I decided to try this recipe and serve it as an appetizer at the husband's "30 dinners." Since new recipes can be tricky, I tested this one out, just to make sure Bon Appetit did not lie to me about its deliciousness. I'm happy to report, it didn't. The recipe was so good, I made just a few alterations, and only out of necessity.

Curing fish removes some of its liquid, and infuses the fish with flavor. It's been done for ages (meaning, I'm too lazy to look up actual history on this, but I know it's been around for a long time) to preserve fish. A few things I'd recommend. Buy really fresh fish. Spend the extra money. You're not cooking it, so just play it safe. Use a good knife to slice your fish. It takes a bit of practice to get thin and even slivers.

The process only takes about 15 minutes. Maybe even less. The important thing is to plan ahead, as the fish needs at least three days in the fridge. After it's done, you can serve it all fancy style on rye with creme fresh, as suggested in the original recipe. You can use it to make bagel sandwiches. Or you can just eat it straight. We did all three.

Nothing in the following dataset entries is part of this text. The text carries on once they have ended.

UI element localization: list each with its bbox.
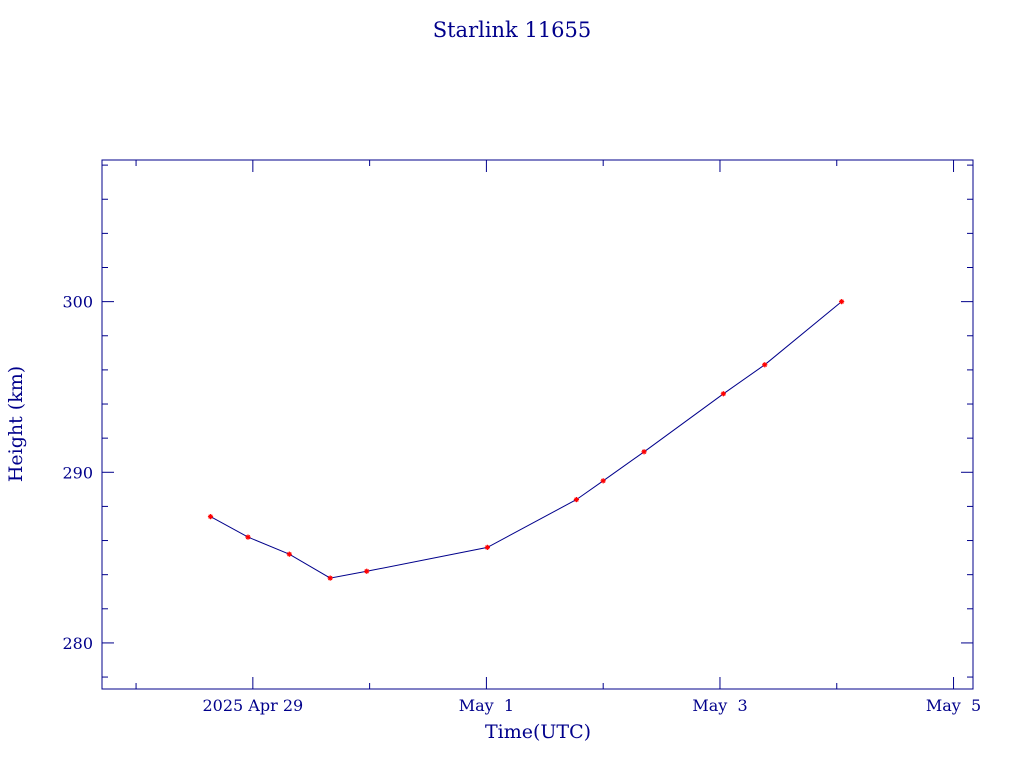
data-point-stroke xyxy=(485,545,490,550)
x-tick-label: May 5 xyxy=(926,696,981,715)
x-tick-label: 2025 Apr 29 xyxy=(202,696,303,715)
data-point-stroke xyxy=(574,497,579,502)
data-point xyxy=(600,478,606,484)
y-tick-label: 300 xyxy=(62,293,93,312)
y-axis-ticks xyxy=(102,164,973,678)
data-point-stroke xyxy=(245,534,251,540)
data-point-stroke xyxy=(208,514,213,519)
data-point xyxy=(839,299,845,305)
y-axis-tick-labels: 280 290 300 xyxy=(62,293,93,653)
x-axis-tick-labels: 2025 Apr 29 May 1 May 3 May 5 xyxy=(202,696,981,715)
data-point xyxy=(245,534,251,540)
data-point-stroke xyxy=(600,478,606,484)
data-point xyxy=(641,449,647,455)
data-point xyxy=(364,568,370,574)
data-point xyxy=(484,544,490,550)
data-point-stroke xyxy=(721,391,726,397)
x-tick-label: May 1 xyxy=(459,696,514,715)
data-point-stroke xyxy=(762,362,767,368)
data-point-stroke xyxy=(839,299,844,304)
data-point xyxy=(327,575,333,581)
series-height xyxy=(207,299,845,581)
data-point-stroke xyxy=(287,551,292,557)
x-tick-label: May 3 xyxy=(692,696,747,715)
y-axis-label: Height (km) xyxy=(5,366,27,482)
y-tick-label: 290 xyxy=(62,463,93,482)
x-axis-ticks xyxy=(135,160,955,689)
chart-title: Starlink 11655 xyxy=(433,18,592,42)
data-point-stroke xyxy=(641,449,647,455)
y-tick-label: 280 xyxy=(62,634,93,653)
data-point xyxy=(720,391,726,397)
series-line xyxy=(210,301,842,579)
data-point xyxy=(762,362,768,368)
data-point xyxy=(207,514,214,520)
data-point-stroke xyxy=(364,569,369,574)
data-point xyxy=(286,551,292,557)
data-point xyxy=(573,496,580,503)
data-point-stroke xyxy=(327,575,333,581)
plot-frame xyxy=(101,159,974,690)
x-axis-label: Time(UTC) xyxy=(485,721,591,743)
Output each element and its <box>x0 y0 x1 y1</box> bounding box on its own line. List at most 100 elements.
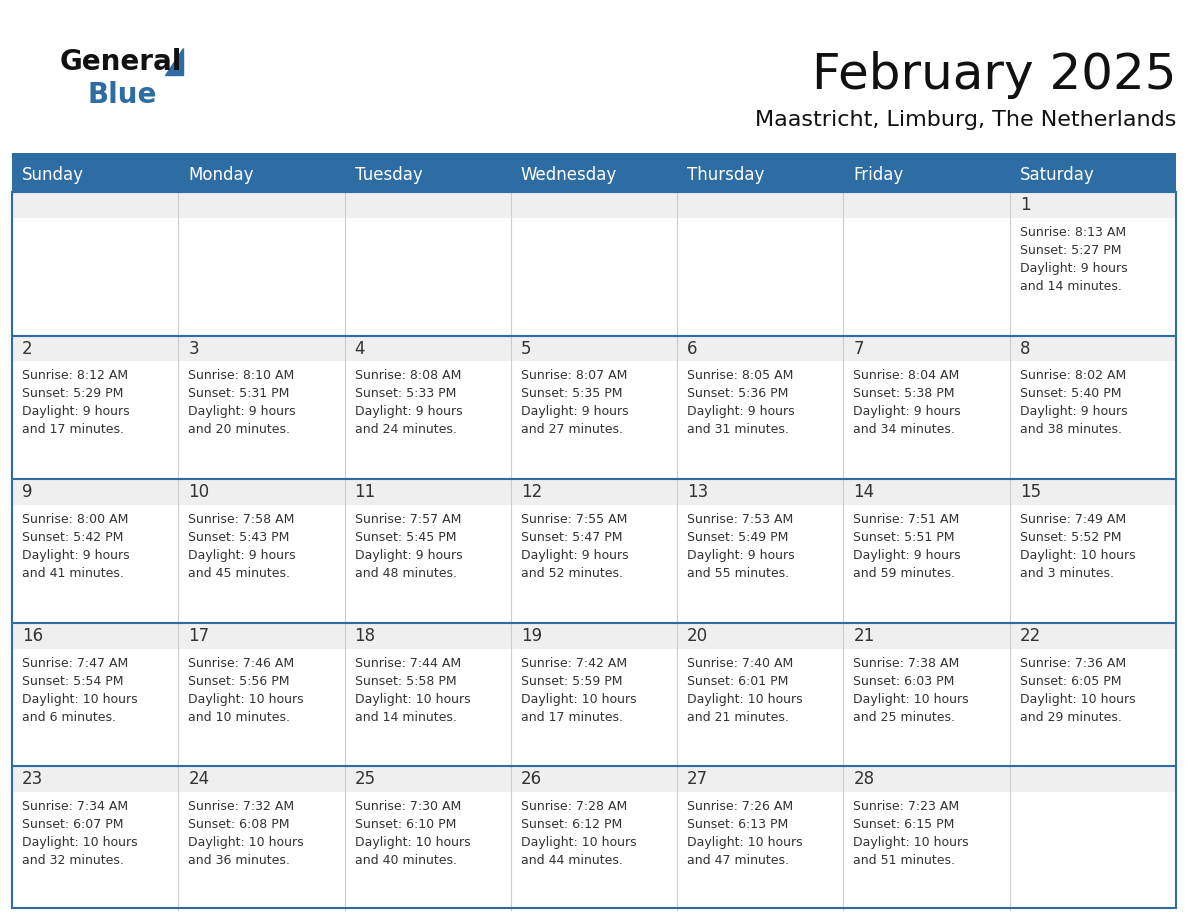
Text: February 2025: February 2025 <box>811 51 1176 99</box>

I would definitely make this again. It was tastier than any store-bought smoked salmon I've had.nd now that I feel comfortable with the process, I'm excited to experiment with some other flavors, like rosemary.
Gravlax with Grapefruit
Courtesy Bon Appetit, October 2011

1 2-pound side of arctic char, skin on, pinbones removed (if like most people, and me, you can't find acrtic char, use salmon)
3 tablespoons plus 2 tsp. finely grated white or pink grapefruit zest (I used pink)
3 tablespoons kosher salt plus more
2 tablespoons muscovado sugar or light brown sugar
1 tablespoon granulated sugar
1 tablespoon plus 1 tsp. dried whole green peppercorns, crushed
1 tablespoon juniper berries, well crushed
1/2 cup crème fraîche
1/2 cup minced fresh dill, divided
Crackers or toasts (preferably rye)

Place arctic char skin side down on a large piece of plastic wrap. Mix 3 Tbsp. grapefruit zest, 3 Tbsp. salt, both sugars, 1 Tbsp. crushed green peppercorns, and crushed juniper berries in a small bowl; sprinkle mixture over fish, spreading evenly and pressing gently so spices adhere. Wrap plastic tightly around fish, then wrap with another large sheet of plastic. Gently poke 24 small holes through plastic (not fish) on both sides of fish with a thin skewer or the tip of a sharp knife to allow juices to escape. Put fish on a rimmed baking sheet. Top with another rimmed baking sheet; weigh it down with two 15-oz. canned goods. Refrigerate for 2 days, turning fish after 1 day.

Remove canned goods and top baking sheet. Unwrap and discard plastic, keeping cure intact. Rewrap in clean plastic and poke holes in plastic as before. Place in a clean resealable plastic bag; refrigerate, skin side up. Chill for 1 more day. Gently scrape off cure.

Whisk crème fraîche, 2 tsp. dill, and remaining 1 tsp. crushed green peppercorns in a small bowl. Season with salt. Thinly slice gravlax on a diagonal and serve on crackers. Top with créme fraîche and garnish with re-maining 2 tsp. grapefruit zest and 1 tsp. dill.